5 minutes with... Andy McLintock
14th Oct, 2020

Andy McLintock


In 5 minutes with ...

Andy discusses a recent research project that is exploring how healthcare practitioners are integrating Complementary medicine into the veteran population who are living with chronic pain.


Andy's details ...

Naturopath, Veteran and Research assistant


What is the research project you're currently working on? The research project we are currently working on is looking at how integrating complementary medicine into the veteran population living with chronic pain. This is a first study that I know of in Australia where we are integrating Complementary Medicine including Naturopathy, yoga, acupuncture and massage into a whole sweep of therapies currently available to veterans with a focus on chronic pain.


What type of study is this? It is a pragmatic RCT for veterans with chronic pain.

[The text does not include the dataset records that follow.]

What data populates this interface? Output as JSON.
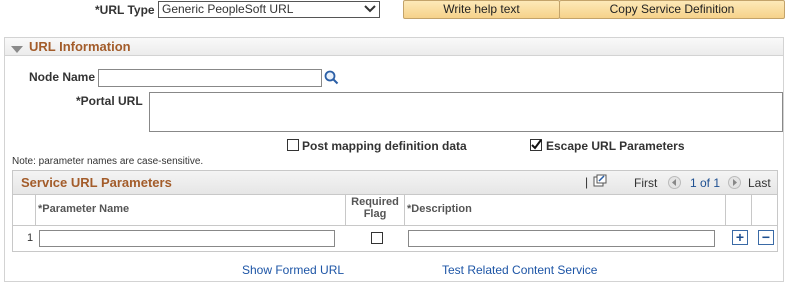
{
  "top": {
    "url_type_label": "*URL Type",
    "url_type_value": "Generic PeopleSoft URL",
    "write_help_label": "Write help text",
    "copy_service_label": "Copy Service Definition"
  },
  "section": {
    "title": "URL Information",
    "node_name_label": "Node Name",
    "node_name_value": "",
    "portal_url_label": "*Portal URL",
    "portal_url_value": "",
    "post_mapping_label": "Post mapping definition data",
    "post_mapping_checked": false,
    "escape_url_label": "Escape URL Parameters",
    "escape_url_checked": true,
    "note": "Note: parameter names are case-sensitive."
  },
  "grid": {
    "title": "Service URL Parameters",
    "nav_first": "First",
    "nav_range": "1 of 1",
    "nav_last": "Last",
    "columns": {
      "param_name": "*Parameter Name",
      "required_flag_line1": "Required",
      "required_flag_line2": "Flag",
      "description": "*Description"
    },
    "rows": [
      {
        "num": "1",
        "param_name": "",
        "required": false,
        "description": ""
      }
    ]
  },
  "footer": {
    "show_formed_url": "Show Formed URL",
    "test_related": "Test Related Content Service"
  }
}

They are either allocated the control group, which is conventional therapy funded by Department of Veterans Affairs (DVA) currently available to them. This includes doctors, exercise physiology, psychologists, dietetics which are available to them. The intervention group includes all the therapies I’ve just mentioned plus the Complementary Medicine modalities. The participants are on this journey for 6 months and at 8, 12 and 26 weeks, I ask them to fill out surveys to track progress. It’s a pilot study funded through the Defence Health Foundation with Academics from Southern Cross University and UTS. The intent is to see what happens when we have integrative approaches to veteran’s health and what health outcomes are achieved, is it cost effective? It’s really a starting point on how we can integrate Complementary Medicine into the veteran population here in Australia. That sort of integration is done quite a lot already, particularly in America and Europe, for massage, acupuncture, meditation. For us to include Naturopathy it is a bit different to the other countries with a different CM focus.

It's exciting to see what the outcomes will be. I've been conscious not to look at any results per se so far, but anecdotally most people in the intervention group have had good health outcomes so far which is great.

You could switch that around and say well they're getting more things so you can actually get a better outcome but really it’s a scoping study and a more refined approach about how we do will come in the future.


I’d imagine with the focus on the particular symptom of pain, this is going to be potentially helpful for so many veterans? Yes, that’s a common thread I see in the research across the world in veteran’s health. Chronic pain is quite prevalent, so by focusing on that I think it's a good starting point. It is often hard in any kind of research and funding, you need to be quiet tailored, so saying something is good for general well-being is a bit too broad. Focusing on something that is a bit more targeted that we know would have some good outcomes, make sense and in a lot of these instances general well-being will be taken care of through dealing with that pain. They're going sleep better, feel better mentally.

Conventional therapies are all very good at targeted approaches to certain aspects and similar with integrative Complementary Medicine, often targeted with supplements that might be good for a particular condition, along with general holistic well-being approaches such as lifestyle and diet which is also beneficial.


What led you to being a part of this research project? For me, there are two parts two it, I’m a veteran myself, and I’ve been in the army for 15 years now. I personally don't have any kind of lived experiences of chronic pain but it is quite prevalent out there. I wanted to focus my research on veterans health, I really feel I can value add with that. Putting my Naturopath cap on I definitely found once I left college and when I got out there, I more enjoyed the research route vs the clinical route. That was my focus to build the evidence base around this area.


How did you get into research? It started before I finished college, I was quite curious about research. I remember reaching out to academics to get myself involved. I was lucky when I finished college, I became a casual research assistant with UTS in order to support this veteran study. For anyone interested in research, it is about reaching out, asking questions and getting support where you can.

I’m back working back in the army while doing research on the side. I might do some further postgraduate work in the veterans’ health environment and see where that takes me.


Once the research is in, what do you see? For the future, I think it will lead to greater integration of Complementary Medicine into the Australian veteran population whether through similar studies or more refined approached.

Also to investigate at new veteran centric studies on different injuries, conditions, parts of the population, improving performance, sleep will be great. It is all about building that evidence base.


Are you aware of many practitioners supporting war veterans? I am aware of a small number of practitioners supporting veterans. I’d like to do a survey in the future on military people to understand their complementary medicine use from a supplement, product centric, as well as a therapy perspective so we can better understand it. Similar has been done overseas. It’s about starting the conversation about Complementary Medicine use.


Thanks Andy for sharing about this project, in good timing, we look forward to hearing the results, and for future support of the veteran community with complementary medicine.